Emiten tambang logam di bawah naungan MIND ID, PT Timah Tbk. (TINS), menyiapkan sejumlah strategi untuk menghadapi pelemahan harga komoditas.
Direktur Keuangan dan Manajemen TINS Fina Eliani menyebutkan, harga global timah pada semester II-2022 cenderung mengalami penurunan. Sejauh ini, harga rata-rata di semester II-2022 telah turun sampai 50% dibandingkan dengan semester I-2022.
“Volatilitas ini merupakan risiko perusahaan tambang, tidak terkecuali timah. Kami sudah berupaya secara maksimal menghadapi risiko ini, salah satunya dengan melakukan hedging harga jual logam, terutama untuk kontrak jangka panjang,” kata Fina dalam Public Expose Live 2022 secara virtual, Rabu (14/9).
Meski demikian, perseroan tetap menargetkan pertumbuhan kinerja sepanjang 2022 setelah menikmati tingginya harga komoditas logam pada semester I-2022.
Dari segi operasional, TINS akan menggenjot produksi sehingga harga pokok bisa ditekan di paruh kedua 2022. Produksi TINS pada semester I-2022 tercatat mengalami penurunan jika dibandingkan dengan periode yang sama tahun lalu. Namun, kinerja keuangan tetap tumbuh karena ditopang oleh harga komoditas global yang tinggi.
Produksi bijih timah TINS pada enam bulan pertama tahun ini tercatat turun sebesar 14% menjadi 9.901 ton, dibandingkan dengan periode yang sama tahun lalu sebesar 11.457 ton.
Secara rinci, 39% atau sebanyak 3.829 ton dari produksi bijih timah tersebut berasal dari penambangan darat, sedangkan sisa 61% atau 6.072 ton dari penambangan laut.
Produksi logam timah di paruh pertama tahun ini juga turun 26% menjadi 8.805 ton dari periode yang sama tahun lalu sebanyak 11.915 ton. Hal ini menyebabkan penjualan logam timah turun 21% menjadi 9.942 ton dibanding enam bulan pertama 2021 sejumlah 12.523 ton.

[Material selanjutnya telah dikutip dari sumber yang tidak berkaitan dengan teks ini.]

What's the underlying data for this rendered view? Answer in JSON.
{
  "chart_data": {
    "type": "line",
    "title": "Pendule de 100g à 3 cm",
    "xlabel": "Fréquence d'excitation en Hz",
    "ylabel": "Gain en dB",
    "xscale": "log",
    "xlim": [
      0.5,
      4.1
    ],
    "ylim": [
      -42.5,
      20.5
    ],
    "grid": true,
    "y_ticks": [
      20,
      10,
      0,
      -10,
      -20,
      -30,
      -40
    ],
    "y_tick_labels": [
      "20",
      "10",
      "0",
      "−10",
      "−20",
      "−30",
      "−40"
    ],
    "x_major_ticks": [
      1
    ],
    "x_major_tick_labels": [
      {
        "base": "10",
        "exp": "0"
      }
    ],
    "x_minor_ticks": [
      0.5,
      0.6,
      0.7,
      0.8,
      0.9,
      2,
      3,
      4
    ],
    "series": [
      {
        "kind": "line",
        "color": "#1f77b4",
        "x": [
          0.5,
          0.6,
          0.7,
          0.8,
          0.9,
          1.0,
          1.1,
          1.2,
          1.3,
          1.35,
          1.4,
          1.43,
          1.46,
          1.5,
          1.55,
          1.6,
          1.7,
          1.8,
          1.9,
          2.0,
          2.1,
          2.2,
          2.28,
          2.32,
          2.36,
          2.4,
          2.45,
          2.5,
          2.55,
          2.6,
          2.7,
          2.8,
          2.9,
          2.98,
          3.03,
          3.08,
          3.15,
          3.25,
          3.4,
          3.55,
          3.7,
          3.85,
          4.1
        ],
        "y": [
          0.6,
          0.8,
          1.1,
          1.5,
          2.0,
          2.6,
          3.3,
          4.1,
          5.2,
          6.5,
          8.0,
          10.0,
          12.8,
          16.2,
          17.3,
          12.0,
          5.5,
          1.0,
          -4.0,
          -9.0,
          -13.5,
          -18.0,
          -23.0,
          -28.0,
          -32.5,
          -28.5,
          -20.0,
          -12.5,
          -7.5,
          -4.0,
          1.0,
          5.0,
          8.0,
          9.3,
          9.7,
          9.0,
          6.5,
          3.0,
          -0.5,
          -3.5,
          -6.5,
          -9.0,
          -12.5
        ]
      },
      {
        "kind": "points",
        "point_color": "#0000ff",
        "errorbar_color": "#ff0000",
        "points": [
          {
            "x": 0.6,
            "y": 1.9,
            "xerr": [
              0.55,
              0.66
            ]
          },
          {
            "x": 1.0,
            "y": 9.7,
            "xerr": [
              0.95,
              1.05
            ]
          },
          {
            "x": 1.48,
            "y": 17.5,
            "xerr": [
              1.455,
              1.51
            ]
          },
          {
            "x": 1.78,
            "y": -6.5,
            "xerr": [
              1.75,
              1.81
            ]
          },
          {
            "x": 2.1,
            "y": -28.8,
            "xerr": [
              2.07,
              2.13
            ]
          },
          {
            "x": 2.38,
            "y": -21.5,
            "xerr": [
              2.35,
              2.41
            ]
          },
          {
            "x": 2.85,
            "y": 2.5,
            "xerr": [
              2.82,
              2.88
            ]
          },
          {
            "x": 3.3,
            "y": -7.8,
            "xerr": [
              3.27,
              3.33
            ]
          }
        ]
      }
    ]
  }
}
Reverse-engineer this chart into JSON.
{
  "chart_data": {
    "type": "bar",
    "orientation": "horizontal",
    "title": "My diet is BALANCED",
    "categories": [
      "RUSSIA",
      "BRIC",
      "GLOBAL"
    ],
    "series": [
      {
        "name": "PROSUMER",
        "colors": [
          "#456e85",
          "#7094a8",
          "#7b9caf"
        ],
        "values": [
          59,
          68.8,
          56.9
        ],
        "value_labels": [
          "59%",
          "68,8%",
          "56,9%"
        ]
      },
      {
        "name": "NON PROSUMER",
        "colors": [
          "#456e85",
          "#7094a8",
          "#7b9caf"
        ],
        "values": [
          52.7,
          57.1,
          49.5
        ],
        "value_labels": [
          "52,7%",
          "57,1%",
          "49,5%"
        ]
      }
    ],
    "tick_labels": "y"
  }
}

“Proyeksi sampai akhir tahun, sebagaimana diketahui harga jual mengalami penurunan yang cukup signifikan. Namun, kami akan tetap mempertahankan kinerja untuk terus bertumbuh. Selain efisiensi dan meningkatkan produksi, kontribusi anak usaha akan naik dibanding dengan tahun lalu,” ujar Fina.
Sedangkan Sekretaris Perusahaan TINS Abdullah Umar mengatakan, prospek kinerja ke depan terlihat cukup cerah seiring dengan selisih pasokan dan permintaan timah dunia yang tidak seimbang. Data memperlihatkan volume konsumsi timah global setiap tahunnya berkisar dari 3-10% lebih tinggi dari volume produksi.
“Dalam tujuh tahun terakhir, ada gap antara produksi dan konsumsi timah dunia. Konsumsi cenderung lebih tinggi 3-10%, fundamental harga cukup kuat dengan demand yang masih tinggi. Ini akan memengaruhi proyeksi ke depan,” tuturnya.